In 2021, a key signal of success will be how leaders carry the principles of DEI beyond the parameters of their organizations. Leaders are under a social spotlight when it comes to what they advocate for, the behaviors they demonstrate in public, and the values that underpin their everyday approach. Their words are a helpful start, but their actions should and will be scrutinized.
Leaders have a unique opportunity to engage in self-reflection and clarify their sense of purpose, considering where personal drivers of satisfaction align with the agendas that they champion inside their organizations. What is the common thread that underpins your personal values with your leadership? Uncovering this level of alignment will not only be important for a personal sense of fulfilment; it also empowers leaders to be more intentional, confident, and genuine in how they navigate the world outside of work.
The business case should not be our only reason for championing a DEI agenda.
The business case for DEI continues to evolve and is often positioned at the forefront for why leaders should take this work seriously. But for leaders who are primarily wedded to the business case and overlook the moral imperative, there is a risk that DEI will always be kept at arm’s distance, readily deprioritized the second another critical business priority emerges. Without being personally invested, leaders’ commitment may risk being quickly compromised, which in turn sends a message to employees, customers, and broader communities, that DEI efforts are purely transactional.
Take some time to reflect on why DEI is meaningful to you. How do you personally connect to the experience of feeling excluded? When have you held back elements of your identity? Which of your friends and/or loved ones cover, suppress, or erase core elements of their identities to effectively fit in? How has the experience of shielding core parts of their identity shaped them and their interactions with people and (work)places?

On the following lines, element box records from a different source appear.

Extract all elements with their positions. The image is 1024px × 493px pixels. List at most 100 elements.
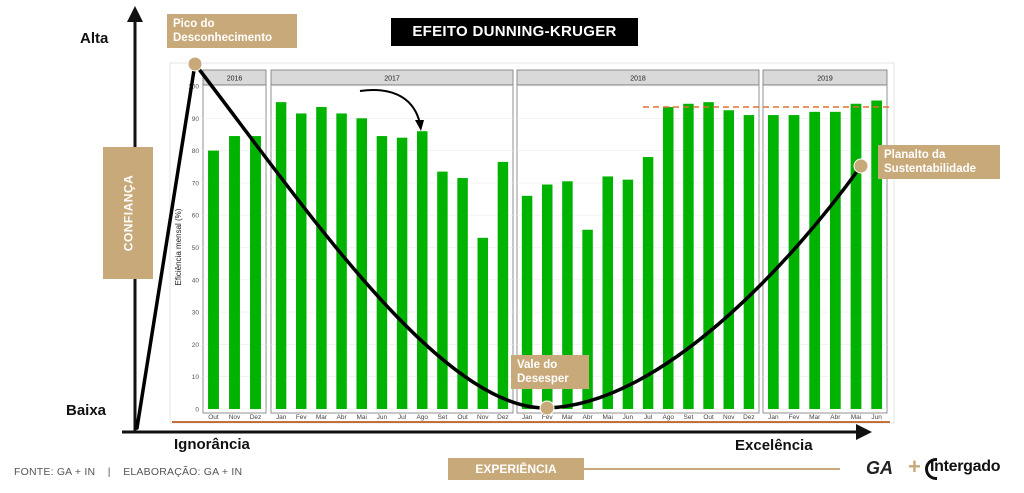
y-axis-arrowhead [127, 6, 143, 22]
x-tick-label: Mar [562, 414, 574, 421]
y-tick-label: 10 [192, 374, 200, 381]
bar-2018-Mai [602, 176, 613, 409]
facet-panel [762, 84, 888, 414]
confidence-axis-text: CONFIANÇA [121, 174, 135, 252]
bar-2017-Nov [477, 237, 488, 409]
y-tick-label: 60 [192, 213, 200, 220]
bar-2018-Ago [663, 106, 674, 410]
bar-2019-Mai [850, 103, 862, 409]
bar-2018-Jun [622, 179, 634, 409]
footer-elaboration: ELABORAÇÃO: GA + IN [123, 466, 243, 478]
intergado-logo-mark [925, 458, 937, 480]
x-tick-label: Set [438, 414, 448, 421]
plateau-label: Planalto da Sustentabilidade [878, 145, 1000, 179]
x-tick-label: Jan [768, 414, 779, 421]
peak-label: Pico do Desconhecimento [167, 14, 297, 48]
x-tick-label: Jan [522, 414, 533, 421]
bar-2019-Abr [829, 111, 841, 409]
x-tick-label: Out [208, 414, 219, 421]
x-tick-label: Mar [809, 414, 821, 421]
bar-2017-Abr [336, 113, 347, 409]
y-tick-label: 40 [192, 277, 200, 284]
x-tick-label: Dez [497, 414, 509, 421]
x-tick-label: Nov [723, 414, 735, 421]
y-tick-label: 20 [192, 342, 200, 349]
x-tick-label: Fev [789, 414, 801, 421]
x-tick-label: Jun [623, 414, 634, 421]
bar-2018-Jul [642, 157, 654, 409]
y-tick-label: 90 [192, 116, 200, 123]
bar-2017-Jun [376, 136, 388, 409]
facet-2018: 2018 Jan Fev Mar Abr Mai Jun Jul Ago Set Out Nov Dez [516, 69, 760, 421]
bar-2018-Out [703, 102, 714, 410]
y-tick-label: 70 [192, 180, 200, 187]
x-tick-label: Out [457, 414, 468, 421]
bar-2017-Fev [296, 113, 307, 409]
y-axis-title: Eficiência mensal (%) [174, 208, 183, 285]
bar-2016-Dez [250, 136, 261, 409]
x-tick-label: Fev [542, 414, 554, 421]
experience-axis-label: EXPERIÊNCIA [448, 458, 584, 480]
bar-2017-Jul [396, 137, 408, 409]
bar-2018-Set [683, 103, 694, 409]
bar-2017-Set [437, 171, 448, 409]
bar-2018-Jan [521, 195, 533, 409]
bar-2019-Fev [788, 115, 800, 409]
x-high-label: Excelência [735, 437, 813, 454]
bar-2018-Nov [723, 110, 734, 409]
ga-logo: GA [866, 458, 893, 478]
bar-2018-Mar [562, 181, 573, 409]
y-tick-label: 30 [192, 310, 200, 317]
logo-plus: + [908, 454, 921, 479]
x-tick-label: Mai [603, 414, 613, 421]
bar-2017-Out [457, 178, 468, 409]
footer-source: FONTE: GA + IN [14, 466, 96, 478]
facet-strip-label: 2016 [227, 76, 243, 83]
y-tick-label: 80 [192, 148, 200, 155]
footer-separator: | [107, 466, 111, 478]
x-tick-label: Jan [276, 414, 287, 421]
bar-2017-Dez [497, 161, 509, 409]
experience-axis-underline [584, 468, 840, 470]
facet-2019: 2019 Jan Fev Mar Abr Mai Jun [762, 69, 888, 421]
chart-title: EFEITO DUNNING-KRUGER [391, 18, 638, 46]
confidence-axis-label: CONFIANÇA [103, 147, 153, 279]
bar-2016-Nov [229, 136, 240, 409]
facet-strip-label: 2018 [630, 76, 646, 83]
x-axis-arrowhead [856, 424, 872, 440]
y-tick-label: 100 [188, 84, 199, 91]
bar-2017-Mar [316, 106, 327, 410]
y-tick-label: 50 [192, 245, 200, 252]
x-tick-label: Ago [416, 414, 428, 421]
x-tick-label: Fev [296, 414, 308, 421]
bar-2016-Out [208, 150, 219, 409]
x-tick-label: Abr [337, 414, 348, 421]
bar-2018-Fev [542, 184, 553, 409]
pointer-arrowhead [415, 120, 424, 131]
dunning-kruger-curve [135, 59, 863, 430]
pointer-arrow [359, 89, 421, 125]
facet-2017: 2017 Jan Fev Mar Abr Mai Jun Jul Ago Set Out Nov Dez [270, 69, 514, 421]
confidence-axis-box [103, 147, 153, 279]
valley-label: Vale do Desesper [511, 355, 589, 389]
plateau-marker [853, 158, 869, 174]
bar-2019-Mar [809, 111, 821, 409]
facet-strip-label: 2017 [384, 76, 400, 83]
facet-panel [270, 84, 514, 414]
bar-2018-Dez [743, 115, 755, 409]
peak-marker [187, 56, 203, 72]
bar-2018-Abr [582, 229, 593, 409]
x-tick-label: Mar [316, 414, 328, 421]
x-tick-label: Jun [377, 414, 388, 421]
bar-2019-Jan [767, 115, 779, 409]
facet-strip-label: 2019 [817, 76, 833, 83]
x-tick-label: Mai [851, 414, 861, 421]
x-tick-label: Abr [583, 414, 594, 421]
y-high-label: Alta [80, 30, 109, 47]
x-tick-label: Jul [644, 414, 653, 421]
x-tick-label: Dez [250, 414, 262, 421]
valley-marker [539, 400, 555, 416]
y-low-label: Baixa [66, 402, 107, 419]
x-tick-label: Jul [398, 414, 407, 421]
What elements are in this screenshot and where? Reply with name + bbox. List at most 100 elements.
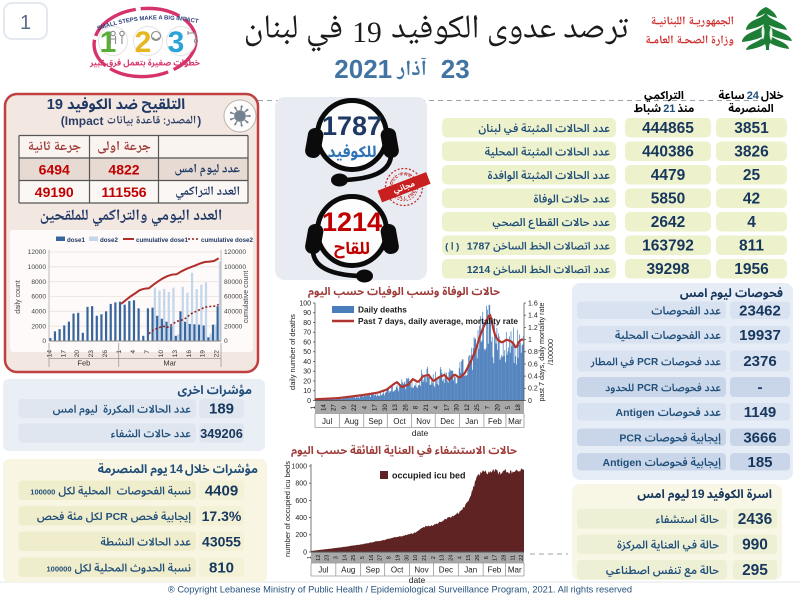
svg-text:11: 11 xyxy=(510,555,516,561)
svg-text:111556: 111556 xyxy=(101,184,146,200)
svg-text:14: 14 xyxy=(320,404,327,411)
svg-text:14: 14 xyxy=(46,350,53,358)
svg-text:PCR: PCR xyxy=(637,383,659,394)
svg-text:22: 22 xyxy=(351,404,358,411)
svg-text:1: 1 xyxy=(307,556,313,559)
svg-text:19: 19 xyxy=(395,555,401,561)
svg-text:50: 50 xyxy=(303,349,311,356)
svg-text:27: 27 xyxy=(378,555,384,561)
svg-text:70: 70 xyxy=(303,330,311,337)
svg-text:400: 400 xyxy=(295,515,307,522)
svg-text:0: 0 xyxy=(307,398,311,405)
svg-text:1956: 1956 xyxy=(734,261,769,278)
svg-text:6494: 6494 xyxy=(39,162,70,178)
svg-text:444865: 444865 xyxy=(642,120,694,137)
svg-text:2436: 2436 xyxy=(738,511,773,528)
svg-text:past 7 days, daily mortality r: past 7 days, daily mortality rate xyxy=(537,302,546,401)
svg-text:( ا ): ( ا ) xyxy=(445,242,459,253)
svg-text:16: 16 xyxy=(369,555,375,561)
svg-text:Mar: Mar xyxy=(163,359,176,368)
svg-text:19: 19 xyxy=(200,350,207,358)
svg-text:200: 200 xyxy=(295,532,307,539)
svg-text:19: 19 xyxy=(691,487,705,501)
svg-text:2376: 2376 xyxy=(743,353,776,370)
svg-text:Jan: Jan xyxy=(465,417,478,426)
svg-text:2: 2 xyxy=(135,26,152,59)
svg-text:Feb: Feb xyxy=(488,417,502,426)
svg-text:4: 4 xyxy=(747,214,756,231)
svg-text:25: 25 xyxy=(743,167,761,184)
svg-text:0.6: 0.6 xyxy=(528,361,538,368)
svg-text:100000: 100000 xyxy=(30,487,55,496)
svg-text:1.4: 1.4 xyxy=(528,313,538,320)
svg-text:10000: 10000 xyxy=(28,264,47,271)
svg-text:0.2: 0.2 xyxy=(528,386,538,393)
svg-text:120000: 120000 xyxy=(224,249,246,256)
svg-text:number of occupied icu beds: number of occupied icu beds xyxy=(283,461,292,557)
svg-text:2021: 2021 xyxy=(334,54,392,84)
svg-text:16: 16 xyxy=(186,350,193,358)
svg-text:7: 7 xyxy=(144,350,151,354)
svg-text:0: 0 xyxy=(528,398,532,405)
svg-text:13: 13 xyxy=(440,555,446,561)
svg-text:440386: 440386 xyxy=(642,144,694,161)
svg-text:Aug: Aug xyxy=(341,566,355,575)
svg-text:20: 20 xyxy=(303,378,311,385)
svg-text:Dec: Dec xyxy=(439,566,453,575)
svg-text:4: 4 xyxy=(457,556,463,559)
svg-text:10: 10 xyxy=(158,350,165,358)
svg-text:21: 21 xyxy=(423,404,430,411)
svg-text:): ) xyxy=(197,114,201,128)
svg-text:1787: 1787 xyxy=(467,241,491,253)
svg-text:1214: 1214 xyxy=(322,207,382,237)
svg-text:14: 14 xyxy=(170,462,184,476)
svg-text:17: 17 xyxy=(372,404,379,411)
svg-text:Past 7 days, daily average, mo: Past 7 days, daily average, mortality ra… xyxy=(358,316,518,326)
svg-text:Jul: Jul xyxy=(322,417,332,426)
svg-text:1787: 1787 xyxy=(322,111,382,141)
svg-text:8: 8 xyxy=(387,556,393,559)
svg-text:189: 189 xyxy=(209,401,234,418)
svg-text:3826: 3826 xyxy=(734,144,769,161)
svg-text:8000: 8000 xyxy=(31,279,46,286)
svg-text:26: 26 xyxy=(102,350,109,358)
svg-text:1.2: 1.2 xyxy=(528,325,538,332)
svg-text:Nov: Nov xyxy=(416,417,430,426)
svg-text:27: 27 xyxy=(331,404,338,411)
svg-text:date: date xyxy=(409,575,426,585)
svg-text:49190: 49190 xyxy=(35,184,74,200)
svg-text:/100000: /100000 xyxy=(546,339,555,365)
svg-text:26: 26 xyxy=(402,404,409,411)
svg-text:1: 1 xyxy=(100,26,117,59)
svg-text:0.4: 0.4 xyxy=(528,374,538,381)
svg-text:1214: 1214 xyxy=(467,264,491,276)
svg-text:7: 7 xyxy=(484,405,491,409)
svg-text:Jan: Jan xyxy=(464,566,477,575)
svg-text:1000: 1000 xyxy=(291,463,307,470)
svg-text:Dec: Dec xyxy=(440,417,454,426)
svg-text:Feb: Feb xyxy=(77,359,90,368)
svg-text:349206: 349206 xyxy=(200,426,243,441)
svg-text:4: 4 xyxy=(433,405,440,409)
svg-text:3851: 3851 xyxy=(734,120,769,137)
svg-text:4409: 4409 xyxy=(205,482,238,499)
svg-text:13: 13 xyxy=(392,404,399,411)
svg-text:60: 60 xyxy=(303,339,311,346)
svg-text:5: 5 xyxy=(360,556,366,559)
svg-text:(Impact: (Impact xyxy=(61,114,104,128)
svg-text:0: 0 xyxy=(224,338,228,345)
svg-text:daily number of deaths: daily number of deaths xyxy=(288,314,297,390)
svg-text:0.8: 0.8 xyxy=(528,349,538,356)
svg-text:Aug: Aug xyxy=(344,417,358,426)
svg-text:13: 13 xyxy=(172,350,179,358)
svg-text:Oct: Oct xyxy=(393,417,406,426)
svg-text:100000: 100000 xyxy=(47,565,72,574)
svg-text:43055: 43055 xyxy=(202,533,241,549)
svg-text:12: 12 xyxy=(464,404,471,411)
svg-text:163792: 163792 xyxy=(642,238,694,255)
svg-text:25: 25 xyxy=(351,555,357,561)
svg-text:80000: 80000 xyxy=(224,279,243,286)
svg-text:23: 23 xyxy=(325,555,331,561)
svg-text:Antigen: Antigen xyxy=(616,407,655,419)
svg-text:21: 21 xyxy=(422,555,428,561)
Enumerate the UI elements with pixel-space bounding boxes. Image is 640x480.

DEI is political, and it should be.
The core elements of a DEI agenda are often used to serve divisive arguments and sensationalize deeply personal parts of people’s lives. But DEI is about people, their identities, and their experiences of the world – plus the systems that shape those interactions. All of these overlap with politics. It is impossible to have meaningful discussion about DEI without being political – and we need not fear that. Rather, we should be clear about our expectations of each other amidst highly charged discussions.
While we cannot avoid the politicization of diversity, identity, and efforts to increase equality, we can remain focused on what’s important for our employees, customers, organizations, and broader community, ensuring we are always operating in their best interest. This may very well lead us to take a seemingly political stance – the real question becomes, to what extent can we navigate this natural overlap? And what do we risk losing, damaging, or destabilizing, when we attempt to distance ourselves from efforts designed to generate greater DEI? In the end, we can never fully detach people and their identities from politics. And what we stand to lose (e.g., trust, sense of belonging, empowerment and engagement) is far greater than what we may gain from intentional silence and apathy.
Something unpredictable will happen but remaining focused on DEI within our control.
The world has continued to surprise us with its familiar uncertainty. While we cannot control what lies ahead, we can control our commitments to DEI. If organizations learned anything from the pandemic, it was that to survive and thrive through difficulty, companies must remain flexible in approach, attentive to changing demands, accommodating to the needs of people, and innovative in response to change.
At the heart of this recipe for success are core inclusive leadership behaviors: remaining curious to varied viewpoints and new ideas that may be different from our own, leaning into courage to push beyond comfort zones and embrace new ways of working, and prioritizing connection to enhance a sense of shared purpose and collaboration. Leaders who can turn to the value and opportunity of DEI during uncertainty stand a better chance of moving from a rocky road to a more prosperous path.